6 March 2021

Four flashpoints in the China-US cold war


First in a five-part series on countries at the center of the U.S.-China rivalry. Read part two here.

Great-power competitions have the feel of one-on-one duels: Athens vs. Sparta, Rome vs. Carthage, Moscow vs. Washington. Yet they are also struggles for the loyalties of those caught between the contenders, which means that the choices of lesser states can determine the fate of superpowers.

During the Napoleonic wars, London eventually triumphed by orchestrating a winning coalition of countries menaced by the French juggernaut. During the Cold War, the support of the “free world” was America’s decisive advantage: The benefits conveyed by alliances with some of the world’s most dynamic countries gave Washington the edge over Moscow and its coalition of impoverished satrapies. Few lessons of the past are more relevant today.

A new global rivalry, between America and China, is remaking supply chains, reshaping the world’s strategic geography, and raising the specter of a devastating great-power war. As during the Cold War, countries from Oceania to Latin America are being pressured to pick sides, insulate themselves from competitive pressures, or otherwise find protection in a fragmenting world.

These countries are strategic prizes as Washington and Beijing maneuver for advantage, but they are also strategic actors in their own right. The choices they make — how they vote in the United Nations; which provider of 5G technology they select; whom they support and whom they resist — may well decide who wins this century’s defining contest.

Both the reigning superpower and the aspiring superpower have tailored their strategies accordingly. For the U.S., the strategic calculus is simple: Washington cannot balance Chinese power in the Indo-Pacific, prevent autocrats from winning the battle of ideas and the struggle to shape technological innovation, or otherwise blunt Beijing’s revisionist challenge without rallying a diverse coalition of states — or, perhaps, multiple overlapping coalitions of states — to the cause.

China, conversely, can control its geopolitical neighborhood, assert dominant influence on the vast Eurasian landmass, and dethrone the U.S. geopolitically only if it isolates America from its friends. President Xi Jinping is also determined to create blocs of countries that are technologically and economically dependent on Beijing, and thus unable to oppose its geopolitical ascent.

This is the first of a series of columns about four pivotal states — key countries on the frontlines of the U.S.-China rivalry. Germany, Djibouti, India and the Philippines are located thousands of miles apart; they occupy very different strategic places in the Sino-American relationship, as well. One could argue that other countries — Russia, Singapore, the U.K., Japan, Australia — are just as important. Yet the four countries chosen here are crucial, in one way or another, to the course of the U.S.-China rivalry. There remains some uncertainty, albeit of varying degrees, about how these four states will align themselves. And their stories illustrate a few common themes about how that rivalry is unfolding.

The first is how multifaceted modern competition is. The U.S.-China struggle involves the balance of internet norms and political ideas as well as the balance of military power and trade. It is unfolding in international organizations as well as the industries of the future. Its key weapons range from strategic corruption to infrastructure investment. The contest for the pivotal states is thus taking many forms and is occurring in many realms of statecraft.

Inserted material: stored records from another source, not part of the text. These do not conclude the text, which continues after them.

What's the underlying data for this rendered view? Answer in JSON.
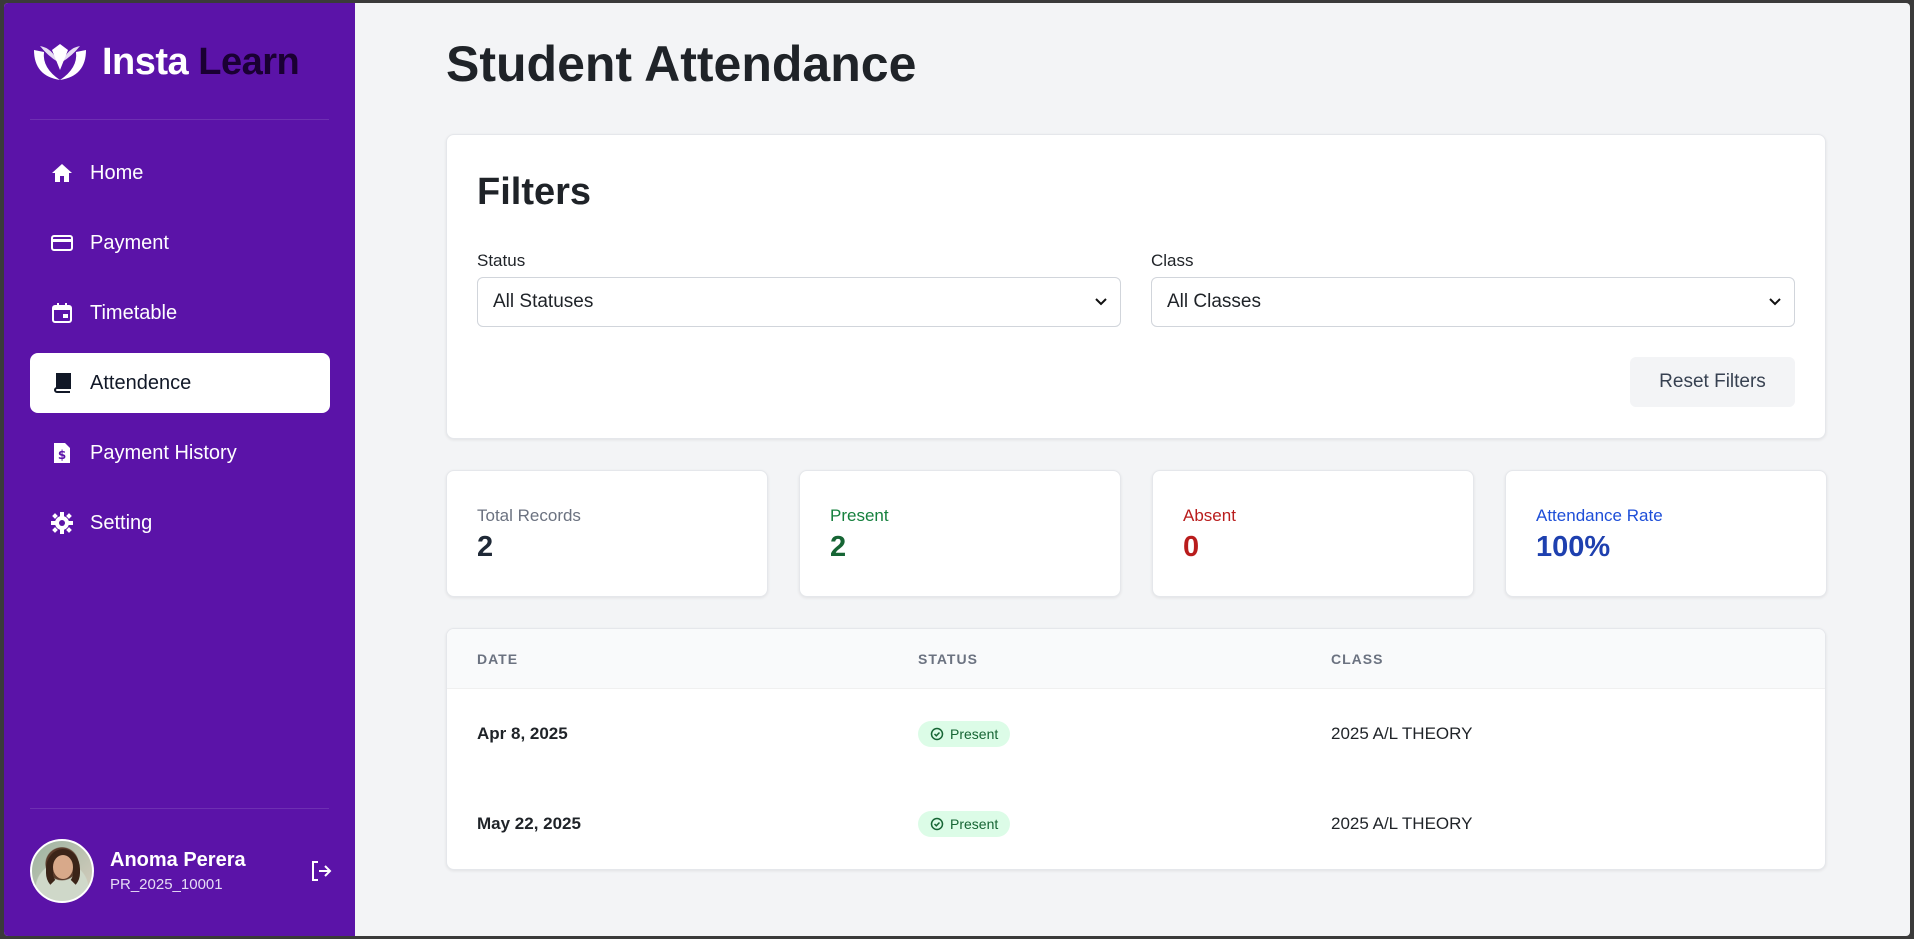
{
  "brand": {
    "word1": "Insta",
    "word2": "Learn"
  },
  "sidebar": {
    "items": [
      {
        "label": "Home",
        "icon": "home-icon"
      },
      {
        "label": "Payment",
        "icon": "credit-card-icon"
      },
      {
        "label": "Timetable",
        "icon": "calendar-icon"
      },
      {
        "label": "Attendence",
        "icon": "book-icon",
        "active": true
      },
      {
        "label": "Payment History",
        "icon": "dollar-file-icon"
      },
      {
        "label": "Setting",
        "icon": "gear-icon"
      }
    ]
  },
  "user": {
    "name": "Anoma Perera",
    "id": "PR_2025_10001"
  },
  "page": {
    "title": "Student Attendance"
  },
  "filters": {
    "title": "Filters",
    "status_label": "Status",
    "status_value": "All Statuses",
    "class_label": "Class",
    "class_value": "All Classes",
    "reset_label": "Reset Filters"
  },
  "stats": {
    "total": {
      "label": "Total Records",
      "value": "2",
      "color": "#1f2937"
    },
    "present": {
      "label": "Present",
      "value": "2",
      "color": "#166534"
    },
    "absent": {
      "label": "Absent",
      "value": "0",
      "color": "#b91c1c"
    },
    "rate": {
      "label": "Attendance Rate",
      "value": "100%",
      "color": "#1d4ed8"
    }
  },
  "table": {
    "headers": {
      "date": "DATE",
      "status": "STATUS",
      "class": "CLASS"
    },
    "rows": [
      {
        "date": "Apr 8, 2025",
        "status": "Present",
        "class": "2025 A/L THEORY"
      },
      {
        "date": "May 22, 2025",
        "status": "Present",
        "class": "2025 A/L THEORY"
      }
    ]
  },
  "colors": {
    "sidebar": "#5b13a8",
    "background": "#f3f4f6",
    "badge_bg": "#dcfce7",
    "badge_text": "#166534"
  }
}
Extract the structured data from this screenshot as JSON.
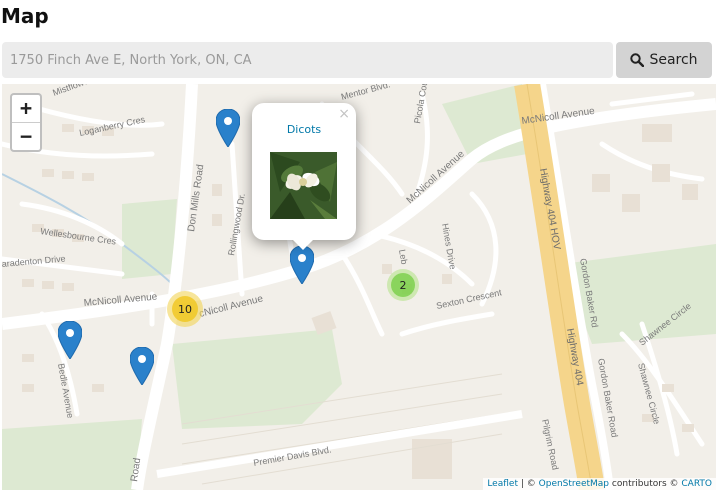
{
  "page": {
    "title": "Map"
  },
  "search": {
    "value": "",
    "placeholder": "1750 Finch Ave E, North York, ON, CA",
    "button_label": "Search"
  },
  "zoom": {
    "in_label": "+",
    "out_label": "−"
  },
  "street_labels": {
    "mistflower": "Mistflower",
    "loganberry": "Loganberry Cres",
    "wellesbourne": "Wellesbourne Cres",
    "paradenton": "aradenton Drive",
    "mcnicoll_west": "McNicoll Avenue",
    "mcnicoll_mid": "cNicoll Avenue",
    "mcnicoll_east": "McNicoll Avenue",
    "don_mills": "Don Mills Road",
    "road_bottom": "Road",
    "mentor": "Mentor Blvd.",
    "picola": "Picola Court",
    "rollingwood": "Rollingwood Dr.",
    "hines": "Hines Drive",
    "lebo": "Leb",
    "sexton": "Sexton Crescent",
    "premier_davis": "Premier Davis Blvd.",
    "bedle": "Bedle Avenue",
    "hwy_404_hov": "Highway 404 HOV",
    "hwy_404": "Highway 404",
    "gordon_baker_1": "Gordon Baker Rd",
    "gordon_baker_2": "Gordon Baker Road",
    "shawnee_circle": "Shawnee Circle",
    "shawnee_crescent": "Shawnee Circle",
    "pilgrim": "Pilgrim Road"
  },
  "clusters": {
    "yellow_count": "10",
    "green_count": "2"
  },
  "popup": {
    "title": "Dicots",
    "close": "×",
    "photo": "white magnolia flower"
  },
  "attribution": {
    "leaflet": "Leaflet",
    "separator": "| ©",
    "osm": "OpenStreetMap",
    "contributors": "contributors ©",
    "carto": "CARTO"
  },
  "colors": {
    "accent": "#0078a8",
    "marker": "#2a81cb",
    "highway": "#f5d58b",
    "park": "#dde9d2"
  }
}
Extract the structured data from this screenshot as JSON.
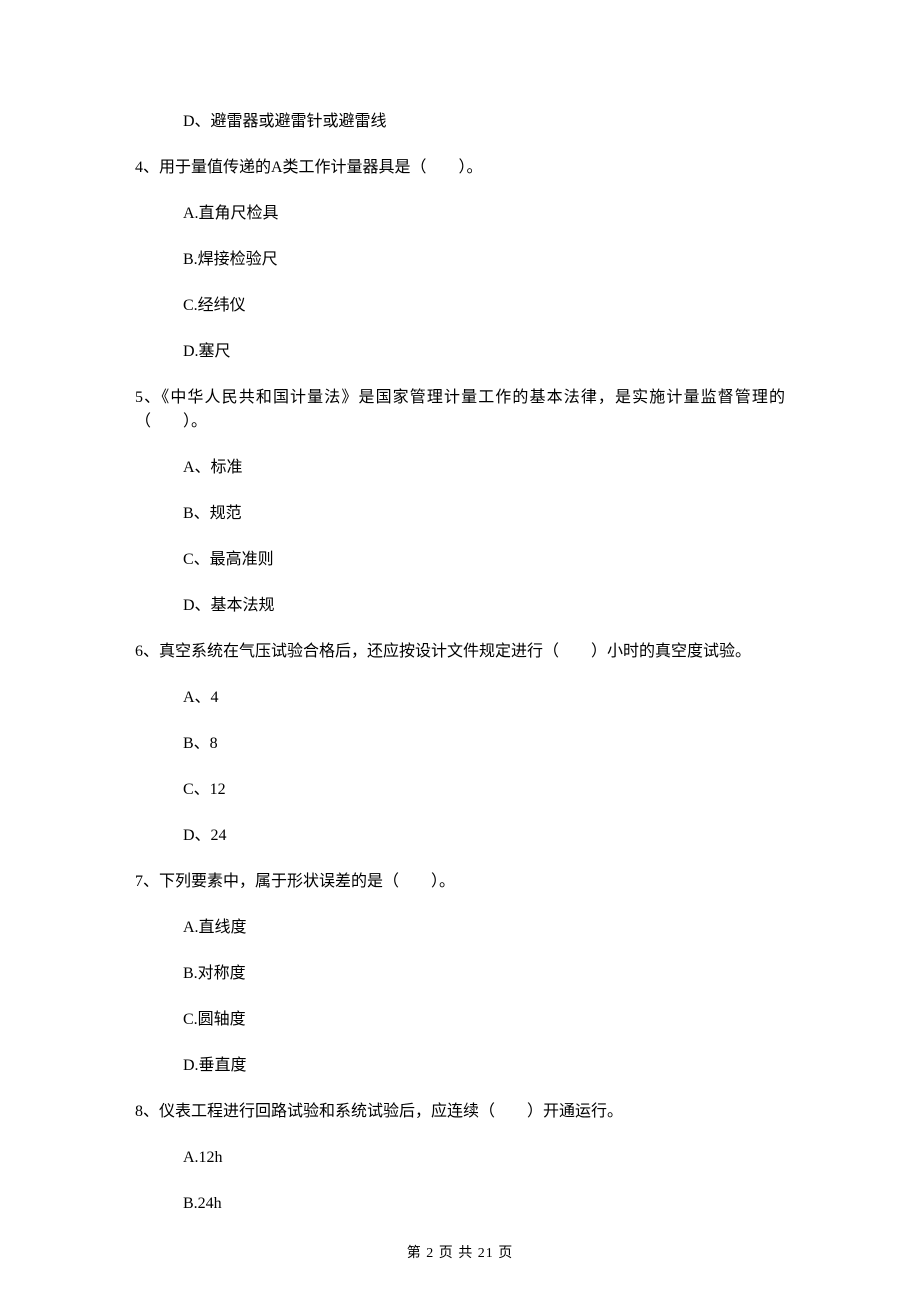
{
  "items": [
    {
      "type": "option",
      "text": "D、避雷器或避雷针或避雷线"
    },
    {
      "type": "question",
      "text": "4、用于量值传递的A类工作计量器具是（　　）。"
    },
    {
      "type": "option",
      "text": "A.直角尺检具"
    },
    {
      "type": "option",
      "text": "B.焊接检验尺"
    },
    {
      "type": "option",
      "text": "C.经纬仪"
    },
    {
      "type": "option",
      "text": "D.塞尺"
    },
    {
      "type": "question",
      "text": "5、《中华人民共和国计量法》是国家管理计量工作的基本法律，是实施计量监督管理的（　　）。"
    },
    {
      "type": "option",
      "text": "A、标准"
    },
    {
      "type": "option",
      "text": "B、规范"
    },
    {
      "type": "option",
      "text": "C、最高准则"
    },
    {
      "type": "option",
      "text": "D、基本法规"
    },
    {
      "type": "question",
      "text": "6、真空系统在气压试验合格后，还应按设计文件规定进行（　　）小时的真空度试验。"
    },
    {
      "type": "option",
      "text": "A、4"
    },
    {
      "type": "option",
      "text": "B、8"
    },
    {
      "type": "option",
      "text": "C、12"
    },
    {
      "type": "option",
      "text": "D、24"
    },
    {
      "type": "question",
      "text": "7、下列要素中，属于形状误差的是（　　）。"
    },
    {
      "type": "option",
      "text": "A.直线度"
    },
    {
      "type": "option",
      "text": "B.对称度"
    },
    {
      "type": "option",
      "text": "C.圆轴度"
    },
    {
      "type": "option",
      "text": "D.垂直度"
    },
    {
      "type": "question",
      "text": "8、仪表工程进行回路试验和系统试验后，应连续（　　）开通运行。"
    },
    {
      "type": "option",
      "text": "A.12h"
    },
    {
      "type": "option",
      "text": "B.24h"
    }
  ],
  "footer": "第 2 页 共 21 页"
}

Second, the frontlines of the Sino-American competition are everywhere — there are pivotal states all over the world. Yes, war is most likely to break out along China’s immediate periphery, perhaps in the Taiwan Strait or along the border with India. But Beijing’s ambitions and economic power have carried its influence into nearly every continent. The critical action, on any given day, is as likely to be occurring in Central European boardrooms as on naval vessels in the Western Pacific.

Third, the pivotal states are not simply pawns or proxies pushed about by Washington and Beijing. Some are playing the two sides against each other; others are seeking a third way in an increasingly bipolar world; some are leaning toward one camp or the other. But all are pursuing their own strategies amid a fraught geopolitical environment, and their decisions will shape the Sino-American rivalry just as thoroughly as the choices of smaller powers determined which superpower won the Cold War.

Finally, the U.S. faces a harder road in this contest than many Americans realize. China’s global favorability ratings have taken a swan dive due to its role in the Covid-19 epidemic and the brutish tendencies of the Communist regime. But Beijing wields a combination of economic carrots and coercive sticks more impressive than anything the Soviet Union commanded; it has made inroads not simply with developing countries but with some of America’s key allies.

“We are in the midst of a fundamental debate about the future direction of our world,” Joe Biden declared at last week’s Munich Security Conference, between rival superpowers that represent rival systems of government. For generations, America has been an unbeatable competitor because it leads a free-world posse that gives it a preponderance of global power. Yet if Washington can’t keep the pivotal states onside in the coming years, it may get a bitter education in what it is like to lose a great-power rivalry.